Tetro

Tetro

Format: Cinema

Release date: 25 June 2010

Venues: tbc

Distributor: Soda Pictures

Director: Francis Ford Coppola

Writer: Francis Ford Coppola

Cast: Vincent Gallo, Maribel Verdíº, Alden Ehrenreich, Klaus Maria Brandauer

USA/Italy/Spain/Argentina 2009

127 mins

Tetro, Francis Ford Coppola’s first original screenplay in 30 years, has been hailed by some as a return to form. Although it is not in the same class as the four films he made in the 1970s (The Conversation [1970], The Godfather Parts 1 and 2 [1972-1974] and Apocalypse Now [1979] all regularly feature in all-time greatest film lists), it is reminiscent of some of his more interesting work from the following decade, particularly Rumble Fish, The Outsiders (both 1983) and One from the Heart (1982). Like the former, it is beautifully shot in high-contrast black and white.

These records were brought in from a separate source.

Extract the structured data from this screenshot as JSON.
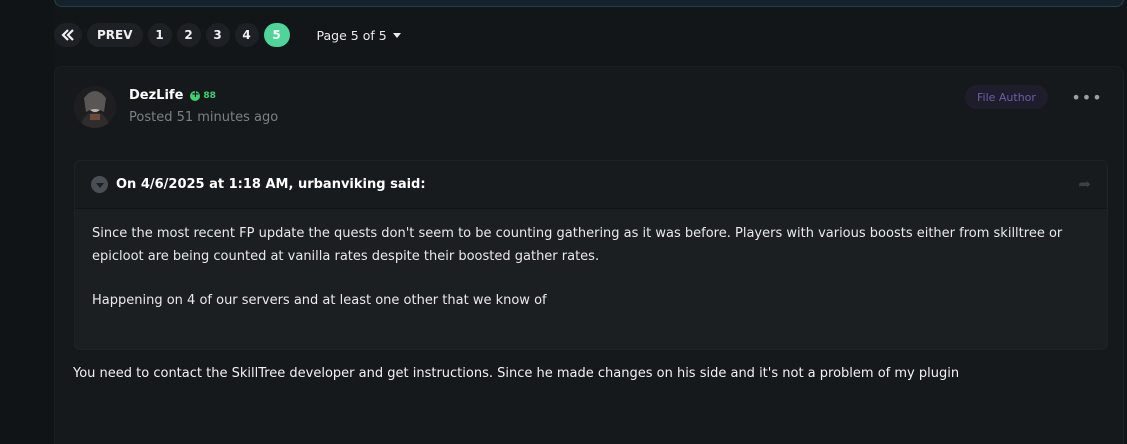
{
  "pagination": {
    "first_icon": "double-chevron-left-icon",
    "prev_label": "PREV",
    "pages": [
      "1",
      "2",
      "3",
      "4",
      "5"
    ],
    "active_page": "5",
    "page_of_label": "Page 5 of 5"
  },
  "post": {
    "author": "DezLife",
    "reputation": "88",
    "posted": "Posted 51 minutes ago",
    "badge": "File Author",
    "menu_icon": "more-horizontal-icon",
    "quote": {
      "header": "On 4/6/2025 at 1:18 AM, urbanviking said:",
      "paragraphs": [
        "Since the most recent FP update the quests don't seem to be counting gathering as it was before. Players with various boosts either from skilltree or epicloot are being counted at vanilla rates despite their boosted gather rates.",
        "Happening on 4 of our servers and at least one other that we know of"
      ]
    },
    "reply": "You need to contact the SkillTree developer and get instructions. Since he made changes on his side and it's not a problem of my plugin"
  },
  "colors": {
    "accent": "#4fd49a",
    "reputation": "#3fd16a",
    "badge_text": "#6b5fa8"
  }
}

Although Coppola’s writing credits are impressive - deservedly winning an Oscar for the brilliant Patton (Franklin J Schaffner, 1970) and co-writing The Godfather - it is the script that proves to be Tetro‘s flaw. It is an over-egged Freudian/Oedipal melodrama about an artistic Italian-American family, the Tetrocinis, and the effects of its dominating patriarch (Klaus Maria Brandauer grandly stating, ‘There’s only room for one genius in this family’), which has had everyone drawing comparisons with the Coppola clan (although who is supposed to represent Carmine, Francis, Sophia or Nic Cage is not exactly clear).

Set in Buenos Aires, the film centres on two brothers: a world-weary, beaten beatnik writer (Vincent Gallo in the title role) and his innocent younger brother Bennie (Alden Ehrenreich symbolically dressed in a pure white seaman’s uniform at the outset), who tries to discover why the talented brother he had grown up idolising is hiding from his family in Argentina and seems to have given up on his dream of becoming a writer.

As we meet Tetro’s quirky group of friends, a scene of an angry girlfriend cutting up Armani suits and smashing guitars sent worrying messages that we might be entering that same cliché-ridden ‘life among those passionate Latins and artists’ world presented to us by that other fading star of the 1970s, Woody Allen, in Vicky Cristina Barcelona (2008). Luckily, such scenes do not dominate Tetro. What we have instead is an old-fashioned soapy plot that is somehow just too melodramatic to be engaging. And although Pedro Almodí³var has proved time and again that such a mix of stylish filmmaking and melodrama can work in the 21st century, Coppola is less successful with the blend here. Mostly because the film demands that we take the overblown drama seriously.

However, in most other aspects the film proves its worth. The performances are strong throughout. Vincent Gallo rises to operatic intensity to deliver a perfect hammy Dean/Brando impression that outshines both Matt Dillon and Mickey Rourke in Coppola’s SE Hinton adaptations. Maribel Verdíº somehow holds the film together despite being a modern woman stuck in a 50s melodrama, and Alden Ehrenreich is a revelation - a C Thomas Howell for the 2010s (if one is needed).

As the drama moves from the mildly preposterous - Bennie discovering his brother’s magnum opus in a suitcase and finding that it was written in a secret code that can be read using a mirror - to full-blown ballet sequences, Coppola, who has never been known for subtlety, piles on the heavy metaphors. He might not be using the entire Vietnam War to show the corruption of the human soul here but costumes (dark glasses, leather jackets, plaster casts) and scenery (towering glaciers, glaring headlights) are all used ‘poetically’ to show the emotional and psychological depth of the characters.

Although the times when a film being ‘personal’ was seen as a sign of quality and of a ‘true artist at work’ are long gone, Coppola’s authorship here transcends the obvious autobiographical aspects. Visually, so much is borrowed that it could be argued that Coppola is more ‘pasticheur’ than ‘auteur’ but what shines through as personal is the director’s deep love of cinema. It is a film that seems more cinematic than his other works (if that is possible). Coppola himself credits the influence of Elia Kazan, whose blend of stylish location-based realism with the theatrical (as in Baby Doll [1956] and On the Waterfront [1954]) is certainly apparent in Tetro. This belief in the power of filmmaking and love of cinema (an excerpt of Powell and Pressburger’s Tales of Hoffman [1954] is even included in the film) stands to remind us of why Coppola, along with Spielberg, Bogdanovic and Scorsese, earned the collective moniker ‘the movie-brat generation’.

Tetro may be pretentious and bombastic but there is also much to enjoy. It is a beautiful film - the contribution of cinematographer Mihai Malamaire is every bit as vital as Vittore Storare’s work on One from the Heart and Apocalypse Now. And Tetro stands as proof that Coppola, with an almost stationary camera and nothing more technical than light on film, can still achieve a more stunning visual experience than the 3D CGI of Avatar.